Army investigators later found 25 German bodies, counted 35 machine guns put out of action by York. General John J. Pershing described York as "the greatest civilian soldier of the war." Marshal Ferdinand Foch told him: "What you did was the greatest thing accomplished by any private soldier of all the armies of Europe." York went back to the U.S. a sergeant with the Medal of Honor, received a wild hero's welcome.
"Not for Sale." For York, everything was anticlimactic after that. He tersely rejected every offer to capitalize on his heroics, declared: "This uniform ain't for sale." He returned to a simple life in the mountains with his wife Gracie, reared seven children. He made several tours in the early '20s to raise money for a grammar and high school at home, only yielded to repeated pleas to permit the movie of his life when convinced that it might inspire patriotism. The movie brought him some $150,000 --plus a yen for philanthropy, countless spongers he was too soft to turn down, and eventually a $172,000 bill in taxes and interest from the Internal Revenue Service, which he never could pay.
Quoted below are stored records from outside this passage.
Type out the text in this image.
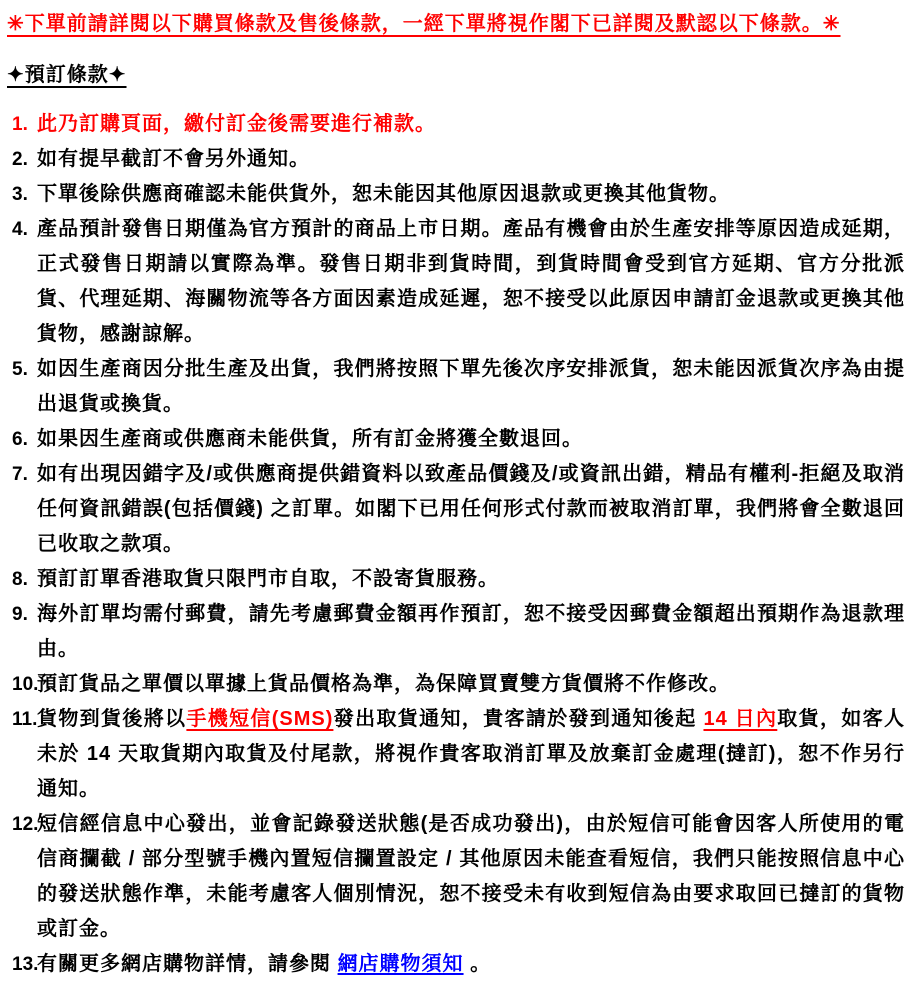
✳下單前請詳閱以下購買條款及售後條款，一經下單將視作閣下已詳閱及默認以下條款。✳
✦預訂條款✦
1. 此乃訂購頁面，繳付訂金後需要進行補款。
2. 如有提早截訂不會另外通知。
3. 下單後除供應商確認未能供貨外，恕未能因其他原因退款或更換其他貨物。
4. 產品預計發售日期僅為官方預計的商品上市日期。產品有機會由於生產安排等原因造成延期，正式發售日期請以實際為準。發售日期非到貨時間，到貨時間會受到官方延期、官方分批派貨、代理延期、海關物流等各方面因素造成延遲，恕不接受以此原因申請訂金退款或更換其他貨物，感謝諒解。
5. 如因生產商因分批生產及出貨，我們將按照下單先後次序安排派貨，恕未能因派貨次序為由提出退貨或換貨。
6. 如果因生產商或供應商未能供貨，所有訂金將獲全數退回。
7. 如有出現因錯字及/或供應商提供錯資料以致產品價錢及/或資訊出錯，精品有權利-拒絕及取消任何資訊錯誤(包括價錢) 之訂單。如閣下已用任何形式付款而被取消訂單，我們將會全數退回已收取之款項。
8. 預訂訂單香港取貨只限門市自取，不設寄貨服務。
9. 海外訂單均需付郵費，請先考慮郵費金額再作預訂，恕不接受因郵費金額超出預期作為退款理由。
10.
預訂貨品之單價以單據上貨品價格為準，為保障買賣雙方貨價將不作修改。
11. 貨物到貨後將以手機短信(SMS)發出取貨通知，貴客請於發到通知後起 14 日內取貨，如客人未於 14 天取貨期內取貨及付尾款，將視作貴客取消訂單及放棄訂金處理(撻訂)，恕不作另行通知。
12.
短信經信息中心發出，並會記錄發送狀態(是否成功發出)，由於短信可能會因客人所使用的電信商攔截 / 部分型號手機內置短信攔置設定 / 其他原因未能查看短信，我們只能按照信息中心的發送狀態作準，未能考慮客人個別情況，恕不接受未有收到短信為由要求取回已撻訂的貨物或訂金。
13.
有關更多網店購物詳情，請參閱 網店購物須知 。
After ten years of litigation, IRS settled for $25,000, which was paid in a fund drive directed by the late House Speaker Sam Rayburn.
For a long while, it seemed that Alvin York was determined to contribute to another Army legend--that old soldiers never die. He had begun to fade as early as 1949, when he suffered a stroke, was repeatedly hospitalized thereafter, but he clung to life. Only last week did death, of "general debility," finally come in a Nashville Veterans Administration hospital to Alvin York, 76.